Ce n’est pas une approche conventionnelle mais elle a un intérêt certain, que je vois de plus en plus clairement, notamment parce que j’ai dû argumenter en faveur de ces techniques face à des étudiants qui se méfient énormément du seuil de compétence à franchir pour tout ce qui touche à l’informatique. J’ai commencé à prendre du recul par rapport à l’expérimentation pour élaborer des contributions scientifiques pertinentes (à venir). C’est aussi pour cela que je suis très satisfait de pouvoir réutiliser un outil existant comme Docdown, qui optimise et rationalise mes « moulinettes » faites maison bien mieux que je n’aurais su le faire : le balisage léger a atteint un niveau de maturité suffisant pour faire émerger de vraies perles logicielles qu’il serait idiot de ne pas réutiliser pour gagner un temps précieux (surtout en recherche).
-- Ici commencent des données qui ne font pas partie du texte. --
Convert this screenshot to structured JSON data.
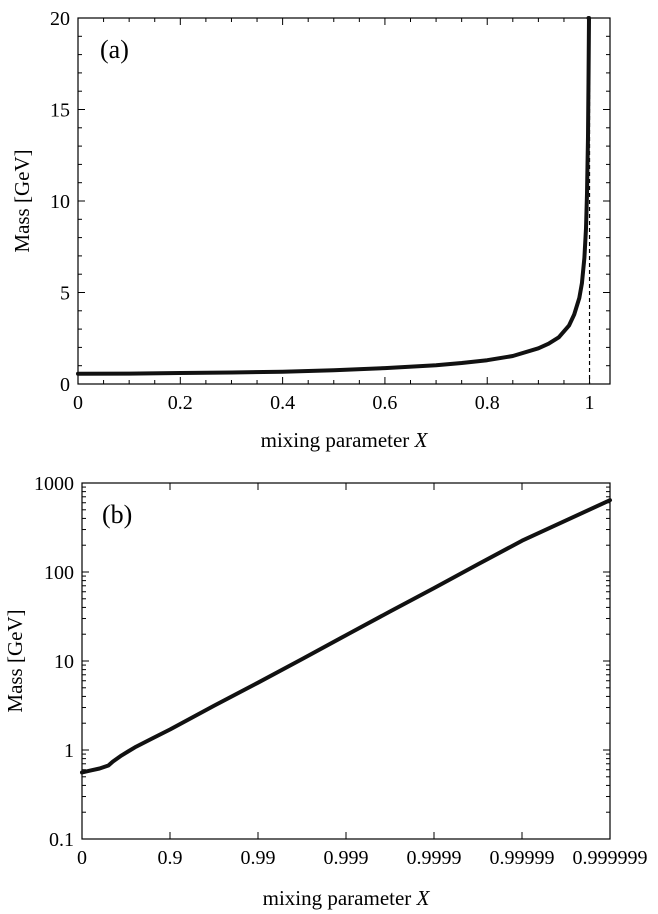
{
  "chart_data": [
    {
      "type": "line",
      "panel_label": "(a)",
      "xlabel": "mixing parameter",
      "xlabel_var": "X",
      "ylabel": "Mass [GeV]",
      "xlim": [
        0,
        1.04
      ],
      "ylim": [
        0,
        20
      ],
      "xticks": [
        0,
        0.2,
        0.4,
        0.6,
        0.8,
        1
      ],
      "xtick_labels": [
        "0",
        "0.2",
        "0.4",
        "0.6",
        "0.8",
        "1"
      ],
      "yticks": [
        0,
        5,
        10,
        15,
        20
      ],
      "ytick_labels": [
        "0",
        "5",
        "10",
        "15",
        "20"
      ],
      "asymptote_x": 1,
      "series": [
        {
          "x": [
            0,
            0.1,
            0.2,
            0.3,
            0.4,
            0.5,
            0.6,
            0.7,
            0.75,
            0.8,
            0.85,
            0.9,
            0.92,
            0.94,
            0.96,
            0.97,
            0.98,
            0.985,
            0.99,
            0.993,
            0.995,
            0.997,
            0.998,
            0.999
          ],
          "y": [
            0.56,
            0.57,
            0.6,
            0.63,
            0.67,
            0.75,
            0.87,
            1.03,
            1.15,
            1.3,
            1.53,
            1.95,
            2.2,
            2.55,
            3.2,
            3.8,
            4.7,
            5.5,
            6.9,
            8.5,
            10.4,
            13.5,
            16.5,
            20
          ]
        }
      ]
    },
    {
      "type": "line",
      "panel_label": "(b)",
      "xlabel": "mixing parameter",
      "xlabel_var": "X",
      "ylabel": "Mass [GeV]",
      "xscale": "-log10(1-X)",
      "yscale": "log",
      "xlim": [
        0,
        6
      ],
      "ylim": [
        0.1,
        1000
      ],
      "xticks": [
        0,
        1,
        2,
        3,
        4,
        5,
        6
      ],
      "xtick_labels": [
        "0",
        "0.9",
        "0.99",
        "0.999",
        "0.9999",
        "0.99999",
        "0.999999"
      ],
      "yticks": [
        0.1,
        1,
        10,
        100,
        1000
      ],
      "ytick_labels": [
        "0.1",
        "1",
        "10",
        "100",
        "1000"
      ],
      "series": [
        {
          "x": [
            0,
            0.1,
            0.2,
            0.3,
            0.35,
            0.45,
            0.6,
            0.8,
            1,
            1.5,
            2,
            2.5,
            3,
            3.5,
            4,
            4.5,
            5,
            5.5,
            6
          ],
          "y": [
            0.56,
            0.59,
            0.62,
            0.67,
            0.74,
            0.87,
            1.07,
            1.35,
            1.7,
            3.15,
            5.7,
            10.5,
            19.5,
            36,
            66,
            122,
            225,
            380,
            640
          ]
        }
      ]
    }
  ]
}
C’est à tel point que j’hésite désormais sur la démarche à suivre pour fabriquer l’édition de ma thèse : faire un fork de Docdown pour en faire son cousin « Texdown » ou bien utiliser d’autres outils clé en main, comme par exemple l’impressionnant gabarit d’Abrüpt ? Affaire (encore et toujours) à suivre.

Références

Fauchié, Antoine. Vers un système modulaire de publication. Mémoire de master. Enssib, 2018. https://memoire.quaternum.net/.
Kabo, Raphael. Introducing DocDown, the easy way to turn academic Markdown into Word documents. 2019. https://raphaelkabo.com/blog/posts/introducing-docdown/.
Kabo, Raphael. My workflow for transforming academic Markdown into beautiful Word documents. 2017. https://raphaelkabo.com/blog/posts/markdown-to-word/.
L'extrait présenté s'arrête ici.